What Skills Are Learned From a Basic Microbiology Class?
Microbiology is the study of microscopic organisms. It's a very specialized field of study that requires years to complete. But just like any specialty, you have to start somewhere. Students still exploring their career options might choose to take a basic microbiology course, offered at many universities, to see if the specialty might be a good fit for them. You can learn a great deal in these introductory classes.
1 Basic Biology
Microbiologists study many unicellular and multi-cellular organisms, including things like fungi and prokaryotes. But in order to get a good feel for what is being observed, microbiologists first need to understand basic biology. This is a part of the curriculum at California State University Long Beach's general microbiology course. The class consists of introducing students to microorganisms and biological aspects such as structure, function, metabolism, growth, genetics, diversity and host-parasite relationships.
A large part of an introductory microbiology class consists of spending time in the lab actually observing the microorganisms that students will be introduced to in lectures. Cornell University offers a general microbiology laboratory course that complements a basic lecture course. Here, students learn about microscopy, which consists of viewing samples and objects that are unable to be seen with the naked eye. Students will also learn aseptic techniques that sterilize samples for studying.

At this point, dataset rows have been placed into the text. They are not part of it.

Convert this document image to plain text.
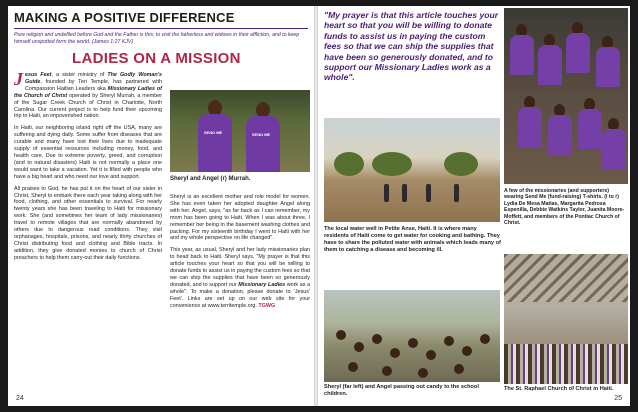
MAKING A POSITIVE DIFFERENCE
Pure religion and undefiled before God and the Father is this; to visit the fatherless and widows in their affliction, and to keep himself unspotted form the world. (James 1:27 KJV)
LADIES ON A MISSION

Jesus Feet, a sister ministry of The Godly Woman's Guide, founded by Teri Temple, has partnered with Compassion Haitian Leaders aka Missionary Ladies of the Church of Christ operated by Sheryl Murrah, a member of the Sugar Creek Church of Christ in Charlotte, North Carolina. Our current project is to help fund their upcoming trip to Haiti, an impoverished nation.

In Haiti, our neighboring island right off the USA, many are suffering and dying daily. Some suffer from diseases that are curable and many have lost their lives due to inadequate supply of essential resources including money, food, and health care. Due to extreme poverty, greed, and corruption (and to natural disasters) Haiti is not normally a place one would want to take a vacation. Yet it is filled with people who have a big heart and who need our love and support.

All praises to God, he has put it on the heart of our sister in Christ, Sheryl to embark there each year taking along with her food, clothing, and other essentials to survival. For nearly twenty years she has been traveling to Haiti for missionary work. She (and sometimes her team of lady missionaries) travel to remote villages that are normally abandoned by others due to dangerous road conditions. They visit orphanages, hospitals, prisons, and nearly thirty churches of Christ distributing food and clothing and Bible tracts. In addition, they give donated monies to church of Christ preachers to help them carry-out their daily functions.

SEND ME	SEND ME
Sheryl and Angel (r) Murrah.

Sheryl is an excellent mother and role model for women. She has even taken her adopted daughter Angel along with her. Angel, says, "as far back as I can remember, my mom has been going to Haiti. When I was about three, I remember her being in the basement washing clothes and packing. For my sixteenth birthday I went to Haiti with her and my whole perspective on life changed".

This year, as usual, Sheryl and her lady missionaries plan to head back to Haiti. Sheryl says, "My prayer is that this article touches your heart so that you will be willing to donate funds to assist us in paying the custom fees so that we can ship the supplies that have been so generously donated, and to support our Missionary Ladies work as a whole". To make a donation, please donate to 'Jesus' Feet'. Links are set up on our web site for your convenience at www.territemple.org. TGWG

24
"My prayer is that this article touches your heart so that you will be willing to donate funds to assist us in paying the custom fees so that we can ship the supplies that have been so generously donated, and to support our Missionary Ladies work as a whole".
A few of the missionaries (and supporters) wearing Send Me (fund-raising) T-shirts. (l to r) Lydia De Mesa Matias, Margarita Pedrosa Espenilla, Debbie Watkins Taylor, Juanita Moore-Moffett, and members of the Pontiac Church of Christ.
The local water well in Petite Anse, Haiti. It is where many residents of Haiti come to get water for cooking and bathing. They have to share the polluted water with animals which leads many of them to catching a disease and becoming ill.
Sheryl (far left) and Angel passing out candy to the school children.
The St. Raphael Church of Christ in Haiti.
25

3 Varying Types of Microbiology
Microbiology is a broad term. There are various fields of microbiology, which students typically learn about in the introduction to microbiology courses. Such fields include environmental microbiology, which study microbes to benefit environmental health. Others include industrial microbiology, which consists of studying microbes to advance the manufacturing of products. Another field is medical microbiology, in which students learn about microbes to make better medicines to treat and prevent certain diseases.
Society benefits from microbiology. For example, certain microorganisms are necessary for producing food products and medicines. In addition to methods of studying such organisms, Cornell University also encourages students to work as a team in the lab. Professionals also encourage teamwork in terms of discovering new microorganisms. For example, microbiologists commonly use open innovation, which is the sharing of information and research between companies, to help speed the development of advanced medicines.